You'd sort of expect every latitude of its surface to spin at more or less the same rate, but no. If you could stand on the Sun's equator, for example, it would take you approximately 24 Earth days to undergo a full rotation. If you stood on either of the poles, it would take around 34 days to return to your original orientation.
This is known as differential rotation, and it has puzzled scientists for a long time.
It's only become more puzzling as we probe deeper and deeper into the solar interior. Helioseismological observations reveal that the phenomenon is not restricted to the upper atmosphere – it extends down some 200,000 kilometers (124,000 miles), through the entire solar convection zone.
Now, a team led by solar physicist Yuto Bekki of the Max Planck Institute for Solar System Research (MPS) have figured out a clue. The differential rotation seems to be reined in by long-period oscillations of sound waves in the convection zone that can be detected on the surface as swirling motions around the poles.
The Sun is constantly 'humming'. The visible surface layer known as the photosphere is buzzing with millions of acoustic oscillation modes rising and falling in periods of around five minutes.
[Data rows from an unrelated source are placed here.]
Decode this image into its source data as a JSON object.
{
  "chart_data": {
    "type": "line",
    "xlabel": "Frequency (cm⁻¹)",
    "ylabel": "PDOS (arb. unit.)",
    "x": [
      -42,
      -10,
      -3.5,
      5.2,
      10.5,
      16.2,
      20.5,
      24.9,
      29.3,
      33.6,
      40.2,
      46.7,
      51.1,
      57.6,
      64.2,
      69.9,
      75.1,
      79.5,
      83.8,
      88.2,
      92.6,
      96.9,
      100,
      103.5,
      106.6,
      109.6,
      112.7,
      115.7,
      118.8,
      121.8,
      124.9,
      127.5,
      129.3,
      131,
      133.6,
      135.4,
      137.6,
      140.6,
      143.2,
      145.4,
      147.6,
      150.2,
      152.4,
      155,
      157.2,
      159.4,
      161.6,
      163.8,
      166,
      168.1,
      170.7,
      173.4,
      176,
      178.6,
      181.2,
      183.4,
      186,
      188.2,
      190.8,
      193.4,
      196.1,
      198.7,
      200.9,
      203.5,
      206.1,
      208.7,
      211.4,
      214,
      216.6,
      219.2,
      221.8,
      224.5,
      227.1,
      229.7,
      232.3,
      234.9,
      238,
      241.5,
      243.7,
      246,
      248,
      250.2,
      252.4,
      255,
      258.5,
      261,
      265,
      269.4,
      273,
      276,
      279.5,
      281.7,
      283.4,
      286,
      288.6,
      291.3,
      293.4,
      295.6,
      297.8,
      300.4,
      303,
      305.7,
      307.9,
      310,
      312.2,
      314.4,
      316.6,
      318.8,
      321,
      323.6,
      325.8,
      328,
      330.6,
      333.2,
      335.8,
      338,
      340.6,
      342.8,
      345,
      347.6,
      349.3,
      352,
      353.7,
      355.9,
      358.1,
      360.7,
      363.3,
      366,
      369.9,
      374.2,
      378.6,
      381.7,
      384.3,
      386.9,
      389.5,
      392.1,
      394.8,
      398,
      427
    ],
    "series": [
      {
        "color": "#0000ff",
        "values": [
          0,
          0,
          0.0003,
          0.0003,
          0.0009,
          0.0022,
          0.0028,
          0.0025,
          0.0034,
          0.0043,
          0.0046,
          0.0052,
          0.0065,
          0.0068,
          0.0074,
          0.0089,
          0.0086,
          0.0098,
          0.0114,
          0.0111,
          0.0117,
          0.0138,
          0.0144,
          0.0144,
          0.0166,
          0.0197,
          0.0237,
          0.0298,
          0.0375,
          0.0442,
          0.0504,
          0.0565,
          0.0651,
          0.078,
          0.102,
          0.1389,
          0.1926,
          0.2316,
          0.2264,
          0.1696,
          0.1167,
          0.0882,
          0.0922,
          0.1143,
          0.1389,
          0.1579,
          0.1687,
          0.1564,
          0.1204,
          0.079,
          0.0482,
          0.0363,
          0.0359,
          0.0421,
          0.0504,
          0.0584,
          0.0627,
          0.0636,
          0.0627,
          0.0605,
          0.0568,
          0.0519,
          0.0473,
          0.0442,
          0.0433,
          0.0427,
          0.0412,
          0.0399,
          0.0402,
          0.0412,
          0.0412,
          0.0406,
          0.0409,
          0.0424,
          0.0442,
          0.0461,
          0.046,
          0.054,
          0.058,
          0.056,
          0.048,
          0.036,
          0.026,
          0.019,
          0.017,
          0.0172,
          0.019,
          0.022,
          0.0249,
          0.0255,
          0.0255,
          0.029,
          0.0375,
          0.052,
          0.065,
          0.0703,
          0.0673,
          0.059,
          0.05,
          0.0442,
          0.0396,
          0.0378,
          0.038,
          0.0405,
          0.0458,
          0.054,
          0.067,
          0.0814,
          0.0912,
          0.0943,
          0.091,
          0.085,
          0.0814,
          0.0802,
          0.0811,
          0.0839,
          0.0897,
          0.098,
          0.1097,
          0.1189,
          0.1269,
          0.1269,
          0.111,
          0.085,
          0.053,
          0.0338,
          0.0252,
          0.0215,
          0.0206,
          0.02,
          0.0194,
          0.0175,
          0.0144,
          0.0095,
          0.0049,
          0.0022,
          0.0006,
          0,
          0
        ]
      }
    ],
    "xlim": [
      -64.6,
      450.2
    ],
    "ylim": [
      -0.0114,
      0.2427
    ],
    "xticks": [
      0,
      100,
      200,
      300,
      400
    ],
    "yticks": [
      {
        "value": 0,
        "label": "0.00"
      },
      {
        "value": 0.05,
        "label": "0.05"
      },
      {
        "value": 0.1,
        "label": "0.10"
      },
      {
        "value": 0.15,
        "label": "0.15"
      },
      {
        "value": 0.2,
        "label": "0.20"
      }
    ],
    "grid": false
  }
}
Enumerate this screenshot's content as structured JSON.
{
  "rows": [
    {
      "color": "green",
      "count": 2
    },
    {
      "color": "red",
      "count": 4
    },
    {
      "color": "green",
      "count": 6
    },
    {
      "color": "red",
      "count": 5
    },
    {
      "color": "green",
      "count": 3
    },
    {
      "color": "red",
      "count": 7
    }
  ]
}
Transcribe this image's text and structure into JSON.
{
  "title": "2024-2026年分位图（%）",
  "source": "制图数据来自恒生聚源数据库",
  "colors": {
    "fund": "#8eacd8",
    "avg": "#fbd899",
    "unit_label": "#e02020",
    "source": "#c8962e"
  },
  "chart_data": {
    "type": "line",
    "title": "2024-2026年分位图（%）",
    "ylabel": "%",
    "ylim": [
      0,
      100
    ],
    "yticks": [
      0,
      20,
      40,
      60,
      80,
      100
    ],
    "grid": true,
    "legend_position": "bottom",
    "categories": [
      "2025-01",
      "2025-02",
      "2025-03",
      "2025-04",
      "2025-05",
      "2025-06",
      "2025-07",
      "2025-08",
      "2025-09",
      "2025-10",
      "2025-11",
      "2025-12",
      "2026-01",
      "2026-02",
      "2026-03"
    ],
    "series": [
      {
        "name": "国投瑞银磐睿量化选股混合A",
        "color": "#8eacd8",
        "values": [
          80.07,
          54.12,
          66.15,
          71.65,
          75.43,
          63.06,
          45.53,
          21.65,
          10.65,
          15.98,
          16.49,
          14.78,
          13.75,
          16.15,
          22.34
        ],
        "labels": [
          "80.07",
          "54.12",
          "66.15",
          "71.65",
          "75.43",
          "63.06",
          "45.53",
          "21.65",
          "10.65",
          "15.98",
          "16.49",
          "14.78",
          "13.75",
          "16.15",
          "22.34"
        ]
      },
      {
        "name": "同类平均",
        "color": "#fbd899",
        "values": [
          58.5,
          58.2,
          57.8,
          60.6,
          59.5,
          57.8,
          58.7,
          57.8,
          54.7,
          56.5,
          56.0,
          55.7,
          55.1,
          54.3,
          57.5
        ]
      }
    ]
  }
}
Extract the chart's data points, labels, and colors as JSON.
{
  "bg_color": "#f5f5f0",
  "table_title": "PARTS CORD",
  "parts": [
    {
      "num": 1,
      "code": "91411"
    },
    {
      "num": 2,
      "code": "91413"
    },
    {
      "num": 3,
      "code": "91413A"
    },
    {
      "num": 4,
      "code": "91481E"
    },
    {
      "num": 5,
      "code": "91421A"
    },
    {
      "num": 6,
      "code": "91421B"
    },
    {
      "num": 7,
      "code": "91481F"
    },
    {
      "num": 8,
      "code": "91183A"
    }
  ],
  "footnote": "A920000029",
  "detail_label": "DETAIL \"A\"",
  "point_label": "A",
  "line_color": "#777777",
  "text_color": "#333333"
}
We've known about these modes for a while, but just a few years ago a team of researchers led by MPS director Laurent Gizon found a new type of acoustic oscillation. Using several years' worth of solar observation data, they found a global oscillation mode with a far longer 27-day period.
And there was something else. These giant sound waves rippling through the Sun seemed to be linked, somehow, to the solar differential rotation.
Back in 2021, when the original finding was published, the researchers thought that the long-term oscillation modes relied on the differential rotation. But on closer investigation, Bekki and his colleagues found that the relationship goes both ways. The differential rotation is curtailed by the giant sound waves.
To investigate the relationship between the two, he and his colleagues conducted three-dimensional numerical simulations, exploring the effects of the oscillations. The researchers found that the modes at high latitudes – those that circle the poles – have a profound effect on the Sun's behavior by transporting heat from the poles to the equatorial region.
Because the poles are warmer than the equator, this heat transport limits the temperature difference between the two latitudinal regions. It means that the contrast between the poles and the equator cannot exceed 7 Kelvin (7 degrees Celsius, or 12.6 degrees Fahrenheit).
Although this difference is tiny when talking about a ball of hot plasma that roils at thousands of degrees, it's this temperature range that ultimately controls the differential rotation.
"This very small temperature difference between the poles and the equator controls the angular momentum balance in the Sun and thus is an important feedback mechanism for the Sun's global dynamics," Gizon explains.
Although the processes are different in some ways, it's similar to the way atmospheric instabilities can produce giant cyclonic storms on Earth. And while there's still quite a mystery to be solved, the link between the processes could help us get there. The high-latitude oscillation modes play a significant role in guiding the Sun's differential rotation. And perhaps the same dynamics are at play on other stars.
The Sun is a big ol' hinky ball of flame in the sky, full of mysteries and enigmas. Little by little, we're getting closer to resolving them.
The research has been published in Science Advances.